His jaw flexed. “I have nothing else to say besides I messed up on our anniversary. There are no excuses besides me fucking up. If it were my first time not showing up for you, it would’ve been something we worked through.”
“It wasn’t the first time,” I said softly. “Did you plan this that weekend we went away?”
He nodded. “Is that… bad?”
“No. That makes sense in my timeline.”
“Timeline?”
“Yeah. That… weekend we connected. Deeply. It was the old us. It made me forget all about leaving. It makes sense that I was on your mind too.”
He swallowed. “Then that following week, I didn’t come home for dinner once.”
I shook my head. “I researched meals from the hotel to make for you, to surprise you.”
He closed his eyes and ran a hand over his face. “Fuck. I had no idea.”
“I didn’t want to bother you.”
“Laney, I need you to bother me. I want all your bothers.” He tilted his head and then snorted. “That was a weird sentence.”
“It kinda was.” I smiled, my shoulders relaxing as the mood shifted. “I’m programmed to never upset you because your job is stressful, and I never wanted to be the nagging wife.”
“You expressing yourself to me is not nagging.” He squeezed my wrist again, three times. “I’d rather have you yell or cry at me every day than not have you.”
He paused and shook his head.
“God, that sounds bad too. I don’t want you to cry every day. I never want you sad. How am I making this worse?”
I laughed. “You really are. It’s impressive.”
He rolled his eyes as the ghost of a smile played on his face.
“I always assumed I’d make things up to you later. I told myself the next trip, the next weekend, next month, next birthday, I’d do something big to make up for it. I realize now that wasn’t enough.”
“I realized that I’d keep waiting for the next something to keep me hoping. The next weekend away, you’d see how good we were, and we’d go back. That wasn’t healthy either.”
Connor exhaled, nodding a few times before he leaned over so his elbows were on the table. His face twisted into business mode, no hints of a smile, all serious.
“No matter what you decide at the end of the month, I need you to know you are the best fucking thing that has ever happened to me. That will never change.”
“Connor.” God, that sounded like a breakup speech. My stomach clenched, and it hit me that, even after all the heartache, I didn’t want to leave him. I wanted us to make this work. “What—”

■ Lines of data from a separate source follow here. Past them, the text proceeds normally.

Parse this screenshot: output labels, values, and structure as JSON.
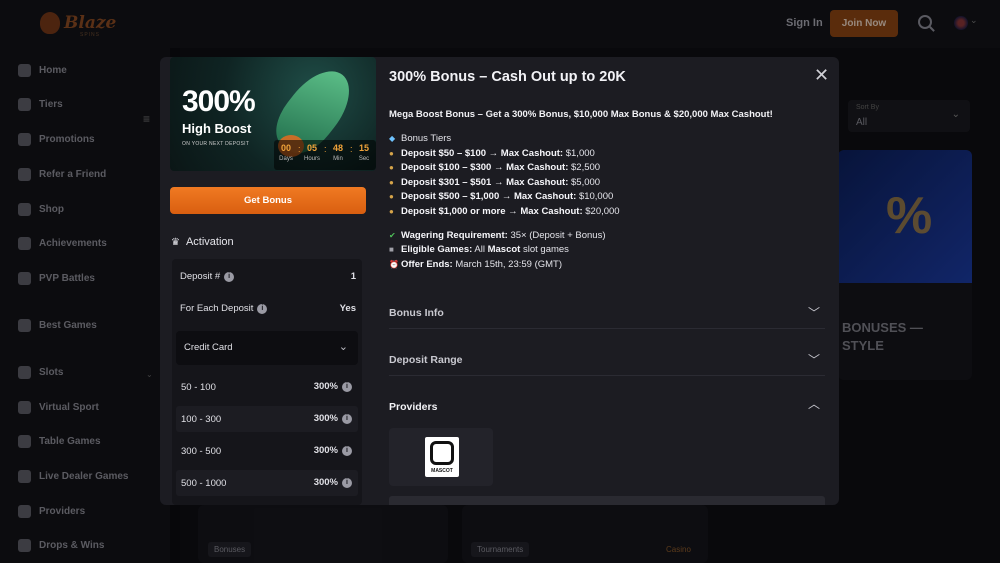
{
  "brand": {
    "logo_text": "Blaze",
    "logo_sub": "SPINS"
  },
  "header": {
    "signin": "Sign In",
    "join": "Join Now"
  },
  "sidebar": {
    "items": [
      "Home",
      "Tiers",
      "Promotions",
      "Refer a Friend",
      "Shop",
      "Achievements",
      "PVP Battles"
    ],
    "best_games": "Best Games",
    "games": [
      "Slots",
      "Virtual Sport",
      "Table Games",
      "Live Dealer Games",
      "Providers",
      "Drops & Wins"
    ]
  },
  "background": {
    "sort_label": "Sort By",
    "sort_value": "All",
    "promo_line1": "BONUSES —",
    "promo_line2": "STYLE",
    "promo_fragment": "%",
    "tags": [
      "Bonuses",
      "Tournaments",
      "Casino"
    ]
  },
  "modal": {
    "banner": {
      "big": "300%",
      "title": "High Boost",
      "subtitle": "ON YOUR NEXT DEPOSIT",
      "timer": [
        {
          "value": "00",
          "label": "Days"
        },
        {
          "value": "05",
          "label": "Hours"
        },
        {
          "value": "48",
          "label": "Min"
        },
        {
          "value": "15",
          "label": "Sec"
        }
      ]
    },
    "get_bonus": "Get Bonus",
    "activation": {
      "title": "Activation",
      "deposit_label": "Deposit #",
      "deposit_value": "1",
      "each_label": "For Each Deposit",
      "each_value": "Yes",
      "method": "Credit Card",
      "ranges": [
        {
          "range": "50 - 100",
          "pct": "300%"
        },
        {
          "range": "100 - 300",
          "pct": "300%"
        },
        {
          "range": "300 - 500",
          "pct": "300%"
        },
        {
          "range": "500 - 1000",
          "pct": "300%"
        }
      ]
    },
    "title": "300% Bonus – Cash Out up to 20K",
    "description": "Mega Boost Bonus – Get a 300% Bonus, $10,000 Max Bonus & $20,000 Max Cashout!",
    "tiers_title": "Bonus Tiers",
    "tiers": [
      {
        "deposit": "Deposit $50 – $100 → Max Cashout:",
        "max": "$1,000"
      },
      {
        "deposit": "Deposit $100 – $300 → Max Cashout:",
        "max": "$2,500"
      },
      {
        "deposit": "Deposit $301 – $501 → Max Cashout:",
        "max": "$5,000"
      },
      {
        "deposit": "Deposit $500 – $1,000 → Max Cashout:",
        "max": "$10,000"
      },
      {
        "deposit": "Deposit $1,000 or more → Max Cashout:",
        "max": "$20,000"
      }
    ],
    "wagering_label": "Wagering Requirement:",
    "wagering_value": "35× (Deposit + Bonus)",
    "games_label": "Eligible Games:",
    "games_pre": "All",
    "games_brand": "Mascot",
    "games_post": "slot games",
    "ends_label": "Offer Ends:",
    "ends_value": "March 15th, 23:59 (GMT)",
    "sections": [
      "Bonus Info",
      "Deposit Range",
      "Providers"
    ],
    "provider_name": "MASCOT"
  }
}
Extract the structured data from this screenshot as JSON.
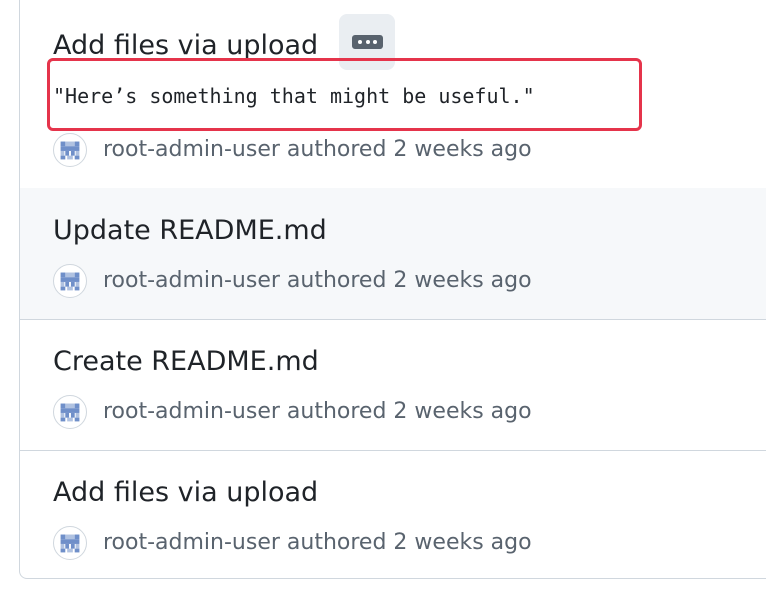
{
  "commits": [
    {
      "title": "Add files via upload",
      "description": "\"Here’s something that might be useful.\"",
      "author": "root-admin-user",
      "action": "authored",
      "time": "2 weeks ago",
      "expanded": true,
      "ellipsis_icon": "ellipsis-icon"
    },
    {
      "title": "Update README.md",
      "author": "root-admin-user",
      "action": "authored",
      "time": "2 weeks ago"
    },
    {
      "title": "Create README.md",
      "author": "root-admin-user",
      "action": "authored",
      "time": "2 weeks ago"
    },
    {
      "title": "Add files via upload",
      "author": "root-admin-user",
      "action": "authored",
      "time": "2 weeks ago"
    }
  ],
  "colors": {
    "highlight_border": "#e5344b",
    "muted_text": "#59636e",
    "hover_row": "#f6f8fa",
    "avatar_identicon": "#6f8fc9"
  }
}
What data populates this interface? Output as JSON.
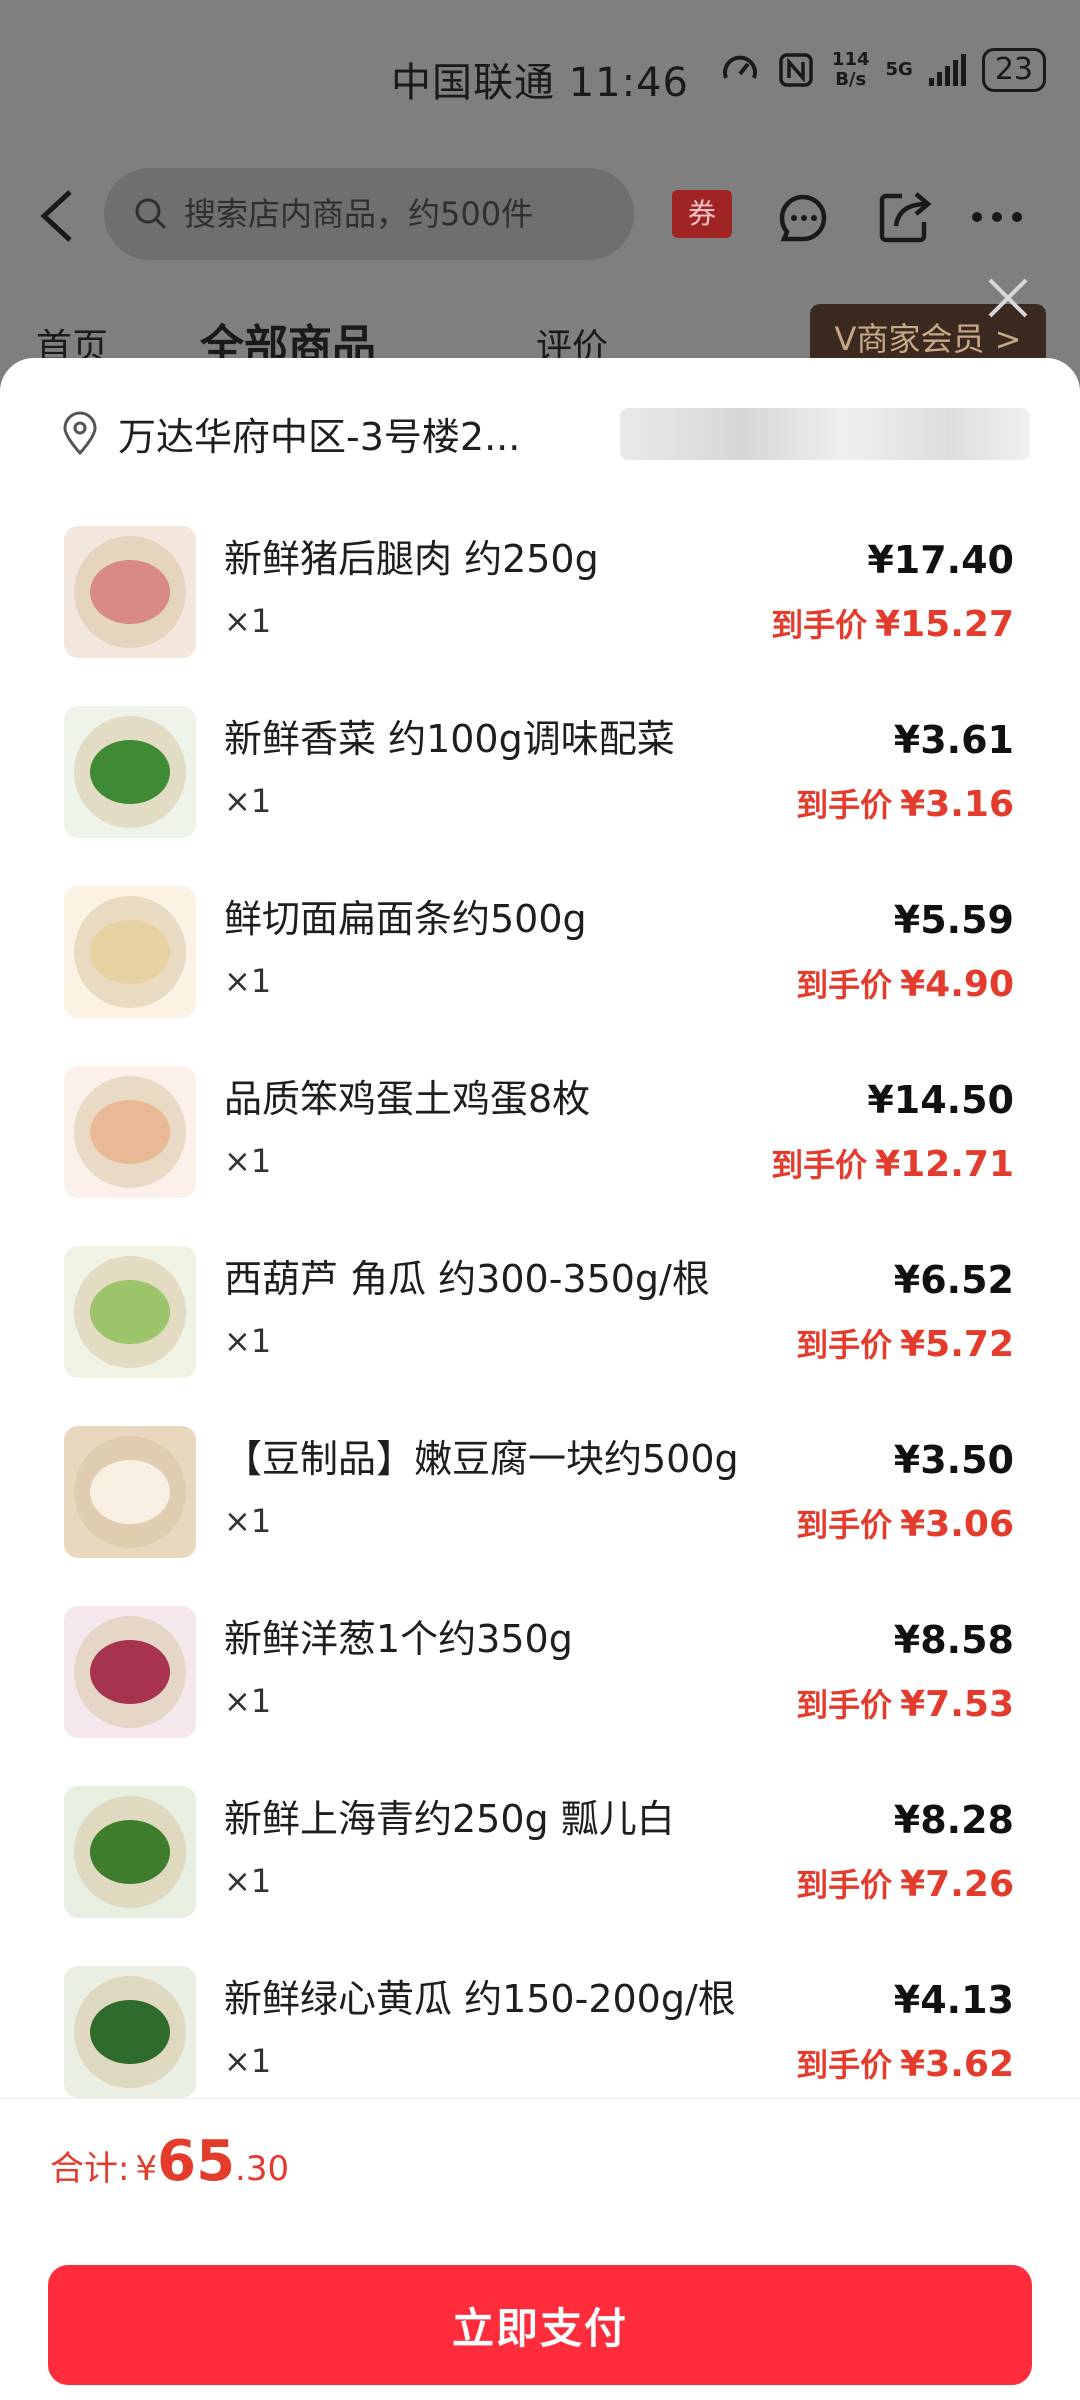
{
  "status_bar": {
    "carrier_time": "中国联通 11:46",
    "net_speed_value": "114",
    "net_speed_unit": "B/s",
    "network": "5G",
    "battery": "23"
  },
  "nav": {
    "search_placeholder": "搜索店内商品，约500件",
    "coupon_label": "券"
  },
  "tabs": {
    "home": "首页",
    "all_products": "全部商品",
    "reviews": "评价",
    "member": "V商家会员 >"
  },
  "address": {
    "text": "万达华府中区-3号楼2..."
  },
  "items": [
    {
      "name": "新鲜猪后腿肉 约250g",
      "qty": "×1",
      "price": "¥17.40",
      "final_label": "到手价",
      "final_price": "¥15.27"
    },
    {
      "name": "新鲜香菜 约100g调味配菜",
      "qty": "×1",
      "price": "¥3.61",
      "final_label": "到手价",
      "final_price": "¥3.16"
    },
    {
      "name": "鲜切面扁面条约500g",
      "qty": "×1",
      "price": "¥5.59",
      "final_label": "到手价",
      "final_price": "¥4.90"
    },
    {
      "name": "品质笨鸡蛋土鸡蛋8枚",
      "qty": "×1",
      "price": "¥14.50",
      "final_label": "到手价",
      "final_price": "¥12.71"
    },
    {
      "name": "西葫芦 角瓜 约300-350g/根",
      "qty": "×1",
      "price": "¥6.52",
      "final_label": "到手价",
      "final_price": "¥5.72"
    },
    {
      "name": "【豆制品】嫩豆腐一块约500g",
      "qty": "×1",
      "price": "¥3.50",
      "final_label": "到手价",
      "final_price": "¥3.06"
    },
    {
      "name": "新鲜洋葱1个约350g",
      "qty": "×1",
      "price": "¥8.58",
      "final_label": "到手价",
      "final_price": "¥7.53"
    },
    {
      "name": "新鲜上海青约250g 瓢儿白",
      "qty": "×1",
      "price": "¥8.28",
      "final_label": "到手价",
      "final_price": "¥7.26"
    },
    {
      "name": "新鲜绿心黄瓜 约150-200g/根",
      "qty": "×1",
      "price": "¥4.13",
      "final_label": "到手价",
      "final_price": "¥3.62"
    }
  ],
  "footer": {
    "total_label": "合计:",
    "currency": "¥",
    "total_int": "65",
    "total_dec": ".30",
    "pay_button": "立即支付"
  },
  "colors": {
    "accent_red": "#e33b2c",
    "pay_button": "#ff2c3c"
  }
}
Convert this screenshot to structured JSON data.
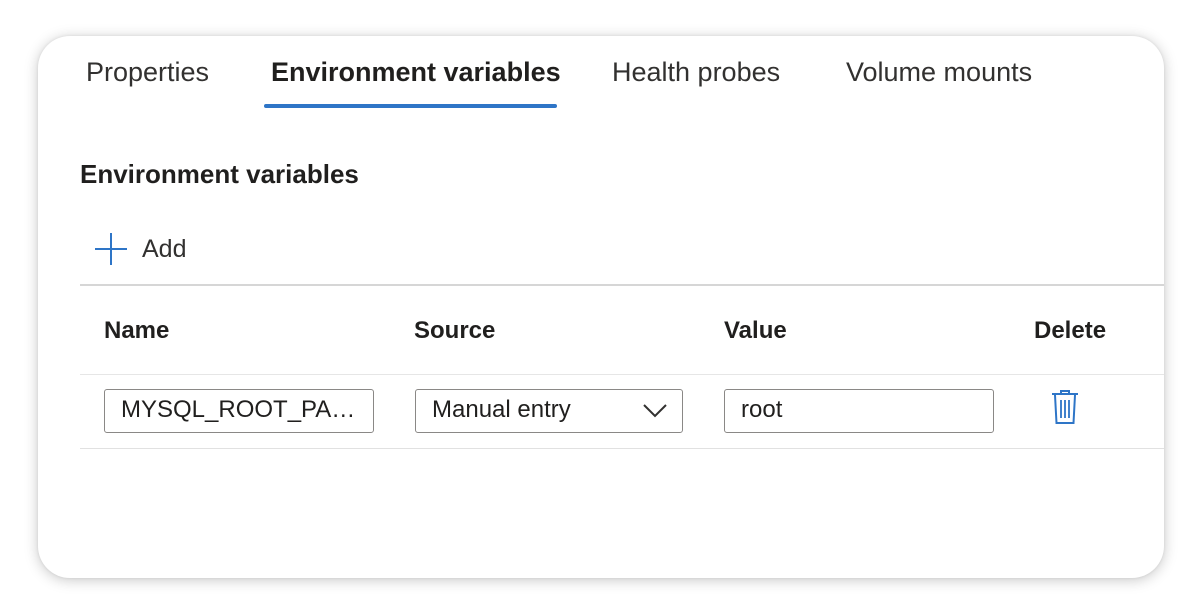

He shook me off. “We have weeks to talk this all out and get to a healthy place where we are both confident and happy. We’ll get there.” His eyes shuttered as he said those words, like he wasn’t sure. “But I am the man I am because of you.”
I wanted to believe him so badly. More than breathing. We were in a snow globe right now, cut off from the rest of the world. He could be the version I needed here without the pressures of work, but once Monday hit… that’d be the test.